Cask Data Application Platform
CDAP is an open source framework to build and deploy data applications on Apache™ Hadoop®. CDAP is an abstraction layer on top of Hadoop and other open source infrastructure such as HBase, Hive, Tephra, and Tigon that enables developers to rapidly build, and operations to easily manage, real-time and batch data applications.
CDAP is oriented around the concepts of Datasets, Applications, and Services, and is supported by Tools, Packs, and Sample Apps.
CDAP Datasets are logical representations of data stored in HDFS and HBase. Datasets provide the layer for writing data from applications, agnostic to the underlying storage engine. They allow you to encapsulate your applications data access patterns in reusable libraries.
CDAP Applications consist of programs that use different open-source processing frameworks such as MapReduce, Spark and realtime Flow. CDAP comes with program containers to integrate each processing framework and provide a standardized way to develop, deploy, and manage programs.
CDAP Services are system-level services that are commonly required to support data and applications in development and production environments. This includes application management, metadata management, streams, and security.
CDAP Tools includes developer tools such as Maven archetypes, SDKs, debugging tools, testing framework, and operational UI.
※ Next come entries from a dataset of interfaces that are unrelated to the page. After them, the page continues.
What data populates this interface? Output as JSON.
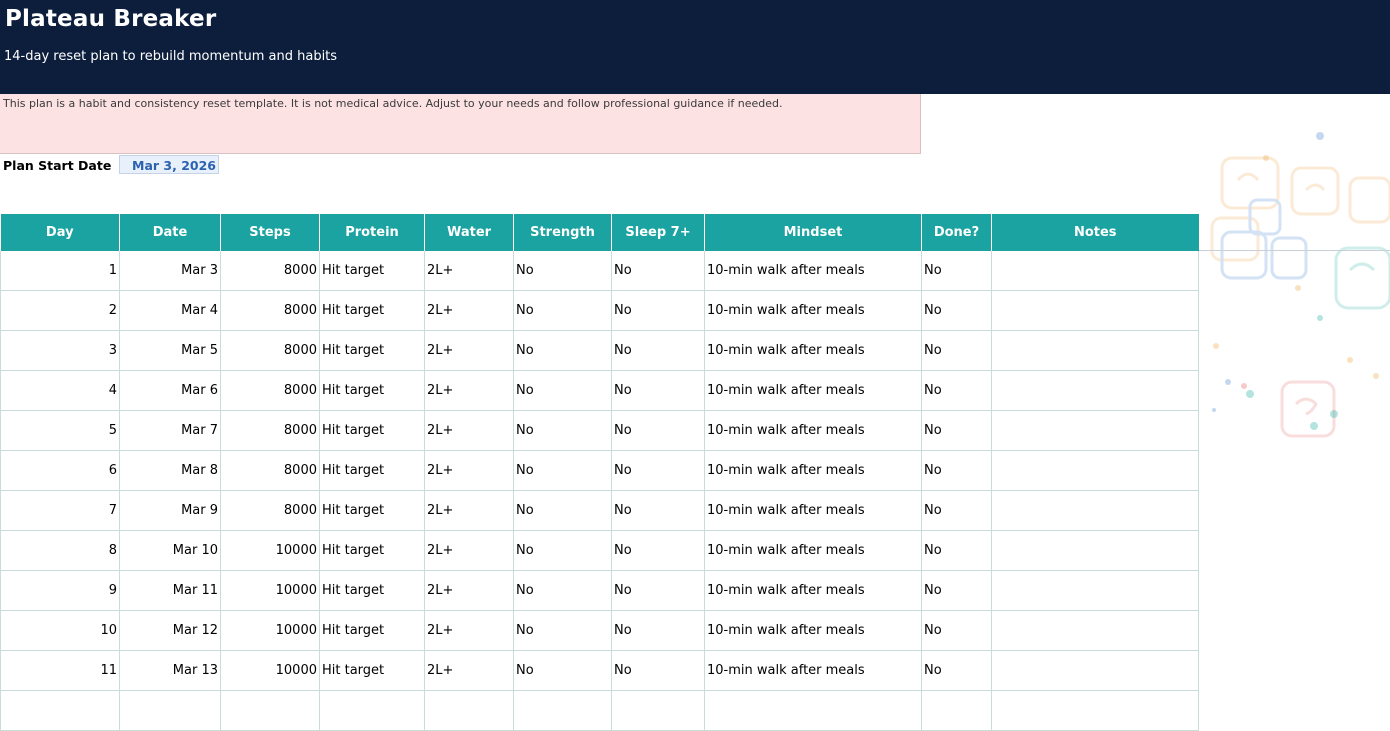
{
  "header": {
    "title": "Plateau Breaker",
    "subtitle": "14-day reset plan to rebuild momentum and habits"
  },
  "disclaimer": {
    "text": "This plan is a habit and consistency reset template. It is not medical advice. Adjust to your needs and follow professional guidance if needed."
  },
  "start_date": {
    "label": "Plan Start Date",
    "value": "Mar 3, 2026"
  },
  "table": {
    "columns": [
      "Day",
      "Date",
      "Steps",
      "Protein",
      "Water",
      "Strength",
      "Sleep 7+",
      "Mindset",
      "Done?",
      "Notes"
    ],
    "rows": [
      {
        "day": "1",
        "date": "Mar 3",
        "steps": "8000",
        "protein": "Hit target",
        "water": "2L+",
        "strength": "No",
        "sleep": "No",
        "mindset": "10-min walk after meals",
        "done": "No",
        "notes": ""
      },
      {
        "day": "2",
        "date": "Mar 4",
        "steps": "8000",
        "protein": "Hit target",
        "water": "2L+",
        "strength": "No",
        "sleep": "No",
        "mindset": "10-min walk after meals",
        "done": "No",
        "notes": ""
      },
      {
        "day": "3",
        "date": "Mar 5",
        "steps": "8000",
        "protein": "Hit target",
        "water": "2L+",
        "strength": "No",
        "sleep": "No",
        "mindset": "10-min walk after meals",
        "done": "No",
        "notes": ""
      },
      {
        "day": "4",
        "date": "Mar 6",
        "steps": "8000",
        "protein": "Hit target",
        "water": "2L+",
        "strength": "No",
        "sleep": "No",
        "mindset": "10-min walk after meals",
        "done": "No",
        "notes": ""
      },
      {
        "day": "5",
        "date": "Mar 7",
        "steps": "8000",
        "protein": "Hit target",
        "water": "2L+",
        "strength": "No",
        "sleep": "No",
        "mindset": "10-min walk after meals",
        "done": "No",
        "notes": ""
      },
      {
        "day": "6",
        "date": "Mar 8",
        "steps": "8000",
        "protein": "Hit target",
        "water": "2L+",
        "strength": "No",
        "sleep": "No",
        "mindset": "10-min walk after meals",
        "done": "No",
        "notes": ""
      },
      {
        "day": "7",
        "date": "Mar 9",
        "steps": "8000",
        "protein": "Hit target",
        "water": "2L+",
        "strength": "No",
        "sleep": "No",
        "mindset": "10-min walk after meals",
        "done": "No",
        "notes": ""
      },
      {
        "day": "8",
        "date": "Mar 10",
        "steps": "10000",
        "protein": "Hit target",
        "water": "2L+",
        "strength": "No",
        "sleep": "No",
        "mindset": "10-min walk after meals",
        "done": "No",
        "notes": ""
      },
      {
        "day": "9",
        "date": "Mar 11",
        "steps": "10000",
        "protein": "Hit target",
        "water": "2L+",
        "strength": "No",
        "sleep": "No",
        "mindset": "10-min walk after meals",
        "done": "No",
        "notes": ""
      },
      {
        "day": "10",
        "date": "Mar 12",
        "steps": "10000",
        "protein": "Hit target",
        "water": "2L+",
        "strength": "No",
        "sleep": "No",
        "mindset": "10-min walk after meals",
        "done": "No",
        "notes": ""
      },
      {
        "day": "11",
        "date": "Mar 13",
        "steps": "10000",
        "protein": "Hit target",
        "water": "2L+",
        "strength": "No",
        "sleep": "No",
        "mindset": "10-min walk after meals",
        "done": "No",
        "notes": ""
      },
      {
        "day": "",
        "date": "",
        "steps": "",
        "protein": "",
        "water": "",
        "strength": "",
        "sleep": "",
        "mindset": "",
        "done": "",
        "notes": ""
      }
    ]
  },
  "colors": {
    "header_bg": "#0d1e3c",
    "disclaimer_bg": "#fde2e4",
    "table_header_bg": "#1aa3a1",
    "start_date_text": "#2c62b0"
  },
  "decoration": {
    "icon": "question-bubbles-watermark"
  }
}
CDAP support different runtimes for various environments. You can run your entire application on a single computer, or as a distributed runtime with execution in the YARN containers of a Hadoop cluster.
CDAP sub-projects include additional SDKs & tools for interaction with CDAP, applications, and reusable big data components called packs.
- CDAP Ingest is a repository of client SDKs, daemons and tools for ingesting data into CDAP.
- CDAP Apps is a repository of data applications built using CDAP. Try out the apps or, if you are interested in contributing applications, we welcome contributions.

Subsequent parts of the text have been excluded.